Im Juli 2005 steht eine Erhöhung des monatlichen Krankenkassenbeitrags in Form eines Sonderbeitrags an. Vom Bruttolohn gehen noch einmal 0,9 Prozent extra an die Krankenkasse. 0,4 Prozent müssen für künstliche Zähne und 0,5 Prozent für das Krankengeld aufgebracht werden. Die Arbeitgeber beteiligen sich nicht mehr an den Kosten. Ob – wie von der Gesundheitsministerin gefordert – die Krankenkassen gleichzeitig ihre Beiträge senken, ist zurzeit noch nicht absehbar.

Noch in diesem Jahr soll ein neues Präventionsgesetz verabschiedet werden. Die Krankenkassen werden in Zukunft verstärkt die individuelle Gesundheitsvorsorge belohnen und hierfür spezielle Kursprogramme anbieten.

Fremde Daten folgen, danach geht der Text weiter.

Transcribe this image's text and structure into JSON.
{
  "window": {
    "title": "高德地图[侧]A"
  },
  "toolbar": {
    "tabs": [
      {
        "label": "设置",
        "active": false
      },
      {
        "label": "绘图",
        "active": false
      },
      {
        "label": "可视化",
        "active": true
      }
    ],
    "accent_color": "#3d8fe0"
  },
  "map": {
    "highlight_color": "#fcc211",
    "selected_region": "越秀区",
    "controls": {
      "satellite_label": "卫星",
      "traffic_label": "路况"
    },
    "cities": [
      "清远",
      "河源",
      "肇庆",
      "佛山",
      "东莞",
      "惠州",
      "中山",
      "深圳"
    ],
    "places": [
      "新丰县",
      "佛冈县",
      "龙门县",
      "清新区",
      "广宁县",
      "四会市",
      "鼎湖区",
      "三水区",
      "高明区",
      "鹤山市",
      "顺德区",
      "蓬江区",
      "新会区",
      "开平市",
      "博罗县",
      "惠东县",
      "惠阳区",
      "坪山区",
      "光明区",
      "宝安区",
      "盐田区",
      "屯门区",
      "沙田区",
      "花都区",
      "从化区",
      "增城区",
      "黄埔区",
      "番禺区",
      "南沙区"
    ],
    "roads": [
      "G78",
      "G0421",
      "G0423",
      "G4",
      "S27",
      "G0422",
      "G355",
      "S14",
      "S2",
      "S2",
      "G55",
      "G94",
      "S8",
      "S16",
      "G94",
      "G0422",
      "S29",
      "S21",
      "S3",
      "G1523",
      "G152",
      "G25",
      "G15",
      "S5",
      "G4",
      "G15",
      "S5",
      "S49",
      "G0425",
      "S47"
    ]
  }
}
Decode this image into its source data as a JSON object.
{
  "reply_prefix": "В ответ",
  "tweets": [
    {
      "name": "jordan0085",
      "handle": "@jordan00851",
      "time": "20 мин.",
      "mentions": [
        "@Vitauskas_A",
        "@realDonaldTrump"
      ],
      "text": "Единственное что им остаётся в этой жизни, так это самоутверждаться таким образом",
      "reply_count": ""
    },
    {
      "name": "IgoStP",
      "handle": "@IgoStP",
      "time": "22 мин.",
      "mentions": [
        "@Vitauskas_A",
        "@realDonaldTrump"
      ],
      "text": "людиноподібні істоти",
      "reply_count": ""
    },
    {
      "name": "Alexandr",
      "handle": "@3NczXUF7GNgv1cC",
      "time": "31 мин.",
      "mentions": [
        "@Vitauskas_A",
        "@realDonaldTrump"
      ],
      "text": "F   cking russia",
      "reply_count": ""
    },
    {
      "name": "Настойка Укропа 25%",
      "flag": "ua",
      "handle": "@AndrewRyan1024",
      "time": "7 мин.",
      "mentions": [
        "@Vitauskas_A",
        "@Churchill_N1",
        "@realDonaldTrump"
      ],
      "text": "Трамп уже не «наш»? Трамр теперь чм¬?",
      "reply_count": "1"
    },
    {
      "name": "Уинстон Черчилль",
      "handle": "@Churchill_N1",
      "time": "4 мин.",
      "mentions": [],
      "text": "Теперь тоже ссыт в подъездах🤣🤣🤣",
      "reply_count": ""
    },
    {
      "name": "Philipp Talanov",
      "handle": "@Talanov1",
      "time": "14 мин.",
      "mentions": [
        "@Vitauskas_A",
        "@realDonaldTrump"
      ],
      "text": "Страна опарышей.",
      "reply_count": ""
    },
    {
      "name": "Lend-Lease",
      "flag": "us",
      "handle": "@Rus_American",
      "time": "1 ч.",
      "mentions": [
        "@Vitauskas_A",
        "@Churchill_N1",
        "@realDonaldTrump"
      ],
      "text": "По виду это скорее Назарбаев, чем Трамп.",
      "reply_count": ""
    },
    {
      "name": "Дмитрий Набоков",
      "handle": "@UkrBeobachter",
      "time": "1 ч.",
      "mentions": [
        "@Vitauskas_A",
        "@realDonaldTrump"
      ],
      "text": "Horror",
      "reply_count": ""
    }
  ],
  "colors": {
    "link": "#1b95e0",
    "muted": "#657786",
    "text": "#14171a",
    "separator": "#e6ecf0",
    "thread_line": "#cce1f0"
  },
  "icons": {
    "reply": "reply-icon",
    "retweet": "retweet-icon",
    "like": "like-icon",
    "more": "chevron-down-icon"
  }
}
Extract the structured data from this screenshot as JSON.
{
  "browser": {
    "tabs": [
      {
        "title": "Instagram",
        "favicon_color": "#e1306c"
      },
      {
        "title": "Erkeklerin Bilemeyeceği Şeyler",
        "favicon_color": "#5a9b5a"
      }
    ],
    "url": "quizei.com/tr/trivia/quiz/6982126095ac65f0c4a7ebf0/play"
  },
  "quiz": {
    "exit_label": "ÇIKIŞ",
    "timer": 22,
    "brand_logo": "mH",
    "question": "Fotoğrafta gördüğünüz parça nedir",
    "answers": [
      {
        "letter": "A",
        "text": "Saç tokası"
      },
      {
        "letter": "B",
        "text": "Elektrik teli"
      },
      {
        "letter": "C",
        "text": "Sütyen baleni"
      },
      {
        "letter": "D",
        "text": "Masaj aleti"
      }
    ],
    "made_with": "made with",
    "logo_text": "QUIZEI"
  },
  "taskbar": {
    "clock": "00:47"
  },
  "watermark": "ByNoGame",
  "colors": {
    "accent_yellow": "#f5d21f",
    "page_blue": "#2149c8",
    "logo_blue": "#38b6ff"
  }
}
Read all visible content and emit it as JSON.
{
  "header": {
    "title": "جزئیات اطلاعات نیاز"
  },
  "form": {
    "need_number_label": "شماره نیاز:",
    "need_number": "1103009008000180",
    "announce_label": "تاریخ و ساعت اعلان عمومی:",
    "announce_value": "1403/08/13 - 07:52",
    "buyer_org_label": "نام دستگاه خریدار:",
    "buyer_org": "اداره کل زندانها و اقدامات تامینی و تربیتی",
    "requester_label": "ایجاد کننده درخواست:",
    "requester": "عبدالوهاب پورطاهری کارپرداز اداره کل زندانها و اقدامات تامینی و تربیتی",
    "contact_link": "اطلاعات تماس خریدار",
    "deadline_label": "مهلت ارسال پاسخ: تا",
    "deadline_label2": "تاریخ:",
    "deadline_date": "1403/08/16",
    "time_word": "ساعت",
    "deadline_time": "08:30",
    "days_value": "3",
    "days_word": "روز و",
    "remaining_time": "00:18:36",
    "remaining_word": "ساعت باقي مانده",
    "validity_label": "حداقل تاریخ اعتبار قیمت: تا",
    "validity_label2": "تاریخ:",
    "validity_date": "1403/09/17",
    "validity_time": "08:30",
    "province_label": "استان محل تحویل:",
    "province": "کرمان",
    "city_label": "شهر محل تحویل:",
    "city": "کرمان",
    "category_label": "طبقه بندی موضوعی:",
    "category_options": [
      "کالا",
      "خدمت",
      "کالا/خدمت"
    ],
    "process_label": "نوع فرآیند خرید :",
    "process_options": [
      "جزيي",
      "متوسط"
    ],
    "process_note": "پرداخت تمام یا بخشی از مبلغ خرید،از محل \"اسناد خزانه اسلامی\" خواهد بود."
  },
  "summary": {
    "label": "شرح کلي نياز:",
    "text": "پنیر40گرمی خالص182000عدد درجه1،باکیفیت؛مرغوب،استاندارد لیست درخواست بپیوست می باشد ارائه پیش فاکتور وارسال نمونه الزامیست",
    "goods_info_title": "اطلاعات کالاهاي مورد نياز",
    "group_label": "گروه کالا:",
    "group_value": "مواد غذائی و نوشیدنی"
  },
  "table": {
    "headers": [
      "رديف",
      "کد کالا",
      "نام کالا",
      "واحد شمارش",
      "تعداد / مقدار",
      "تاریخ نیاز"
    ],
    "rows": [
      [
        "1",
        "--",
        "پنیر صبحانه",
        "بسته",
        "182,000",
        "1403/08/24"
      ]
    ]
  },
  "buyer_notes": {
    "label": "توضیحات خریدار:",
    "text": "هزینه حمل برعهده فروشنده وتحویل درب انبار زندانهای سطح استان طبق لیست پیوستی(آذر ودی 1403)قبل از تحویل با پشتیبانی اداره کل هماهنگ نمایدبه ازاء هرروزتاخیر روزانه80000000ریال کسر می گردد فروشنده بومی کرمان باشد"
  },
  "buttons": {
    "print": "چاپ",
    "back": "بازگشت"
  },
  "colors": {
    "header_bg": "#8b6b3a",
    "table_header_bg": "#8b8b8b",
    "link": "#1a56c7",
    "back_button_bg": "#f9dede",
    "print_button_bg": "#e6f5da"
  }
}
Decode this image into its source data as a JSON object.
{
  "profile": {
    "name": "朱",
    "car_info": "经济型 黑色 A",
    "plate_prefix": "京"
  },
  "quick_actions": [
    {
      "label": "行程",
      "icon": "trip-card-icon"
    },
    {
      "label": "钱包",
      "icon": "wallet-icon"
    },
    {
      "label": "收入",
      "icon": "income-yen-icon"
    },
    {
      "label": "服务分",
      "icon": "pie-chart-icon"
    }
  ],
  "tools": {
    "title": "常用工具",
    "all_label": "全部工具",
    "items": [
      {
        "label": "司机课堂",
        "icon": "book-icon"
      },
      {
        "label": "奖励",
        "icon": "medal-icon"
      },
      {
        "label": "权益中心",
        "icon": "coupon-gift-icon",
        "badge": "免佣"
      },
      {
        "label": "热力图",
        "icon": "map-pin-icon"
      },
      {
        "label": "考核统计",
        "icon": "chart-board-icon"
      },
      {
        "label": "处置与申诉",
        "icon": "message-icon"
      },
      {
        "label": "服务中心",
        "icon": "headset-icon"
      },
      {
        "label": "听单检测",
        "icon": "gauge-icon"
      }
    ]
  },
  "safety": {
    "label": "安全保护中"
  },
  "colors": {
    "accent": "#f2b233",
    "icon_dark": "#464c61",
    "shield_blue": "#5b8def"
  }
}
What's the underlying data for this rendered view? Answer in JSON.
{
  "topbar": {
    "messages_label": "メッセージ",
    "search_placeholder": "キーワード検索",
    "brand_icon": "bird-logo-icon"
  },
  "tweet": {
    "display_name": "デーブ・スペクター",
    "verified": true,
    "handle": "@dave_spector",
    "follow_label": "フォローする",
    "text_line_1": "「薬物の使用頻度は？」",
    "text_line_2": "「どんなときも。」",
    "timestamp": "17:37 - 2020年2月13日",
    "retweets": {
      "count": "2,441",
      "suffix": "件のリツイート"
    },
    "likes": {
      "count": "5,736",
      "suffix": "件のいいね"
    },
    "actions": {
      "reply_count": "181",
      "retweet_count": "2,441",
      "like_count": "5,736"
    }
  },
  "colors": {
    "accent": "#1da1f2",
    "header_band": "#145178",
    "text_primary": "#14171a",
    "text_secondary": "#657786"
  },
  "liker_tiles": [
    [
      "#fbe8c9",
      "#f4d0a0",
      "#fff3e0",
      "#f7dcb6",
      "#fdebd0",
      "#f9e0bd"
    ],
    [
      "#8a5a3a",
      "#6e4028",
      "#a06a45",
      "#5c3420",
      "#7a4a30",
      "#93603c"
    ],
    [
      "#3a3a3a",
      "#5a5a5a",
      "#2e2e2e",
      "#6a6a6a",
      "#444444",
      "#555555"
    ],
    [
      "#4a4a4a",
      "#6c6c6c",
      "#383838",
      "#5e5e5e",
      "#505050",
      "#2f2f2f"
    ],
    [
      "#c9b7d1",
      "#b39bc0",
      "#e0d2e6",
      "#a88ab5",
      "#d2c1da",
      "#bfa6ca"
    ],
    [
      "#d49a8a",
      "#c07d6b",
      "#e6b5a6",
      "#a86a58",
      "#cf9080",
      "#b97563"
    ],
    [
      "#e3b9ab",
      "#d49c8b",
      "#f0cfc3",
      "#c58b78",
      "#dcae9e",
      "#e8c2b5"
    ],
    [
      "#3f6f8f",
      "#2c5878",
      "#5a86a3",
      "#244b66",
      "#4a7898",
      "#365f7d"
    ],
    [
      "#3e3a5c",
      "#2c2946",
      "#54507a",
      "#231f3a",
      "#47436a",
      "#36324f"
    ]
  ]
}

Gesetzlich Krankenversicherte können mit einer privaten Krankenzusatzversicherung ihre Versorgungslücken decken. Unverzichtbar ist die Auslandsreisekrankenversicherung für Aufenthalte außerhalb Europas. Krankentagegeldversicherungen sind für Selbstständige sinnvoll. Auch Zahnzusatz- oder Policen für 1- und 2-Bett-Zimmer mit Chefarztbehandlung sowie Ergänzungsversicherungen etwa für Heilpraktikerbehandlung oder Brillen sind überlegenswert. Doch mit einer privaten Zusatzversicherung sind längst nicht alle Kosten vom Tisch. Eine private Zahnzusatzpolice etwa deckt in der Regel nur 20 bis 40 Prozent der Aufwendungen ab, Summenbegrenzungen sind üblich. Implantate und Inlays sind manchmal sogar ausgeschlossen. Für Extras kann sich ein privater Sparvertrag rechnen.

Während auf der einen Seite das Krankenkassensystem in einer vermeintlichen finanziellen Krise steckt, wächst zugleich der private Markt für die Geschäfte mit der Gesundheit. Nicht unumstritten sind zum Beispiel die „Individuellen Gesundheitsleistungen“ (IGEL), die Patienten mit ihren Ärzten privat abrechnen. Dazu gehören spezielle Vorsorge- und Ultraschalluntersuchungen, Check-ups, Knochendichtemessungen und Atemtests. Da Ärzte hier privatwirtschaftlich tätig werden, empfiehlt die Verbraucherzentrale Nordrhein-Westfalen, zur Absicherung einen schriftlichen Vertrag über die Behandlung abzuschließen.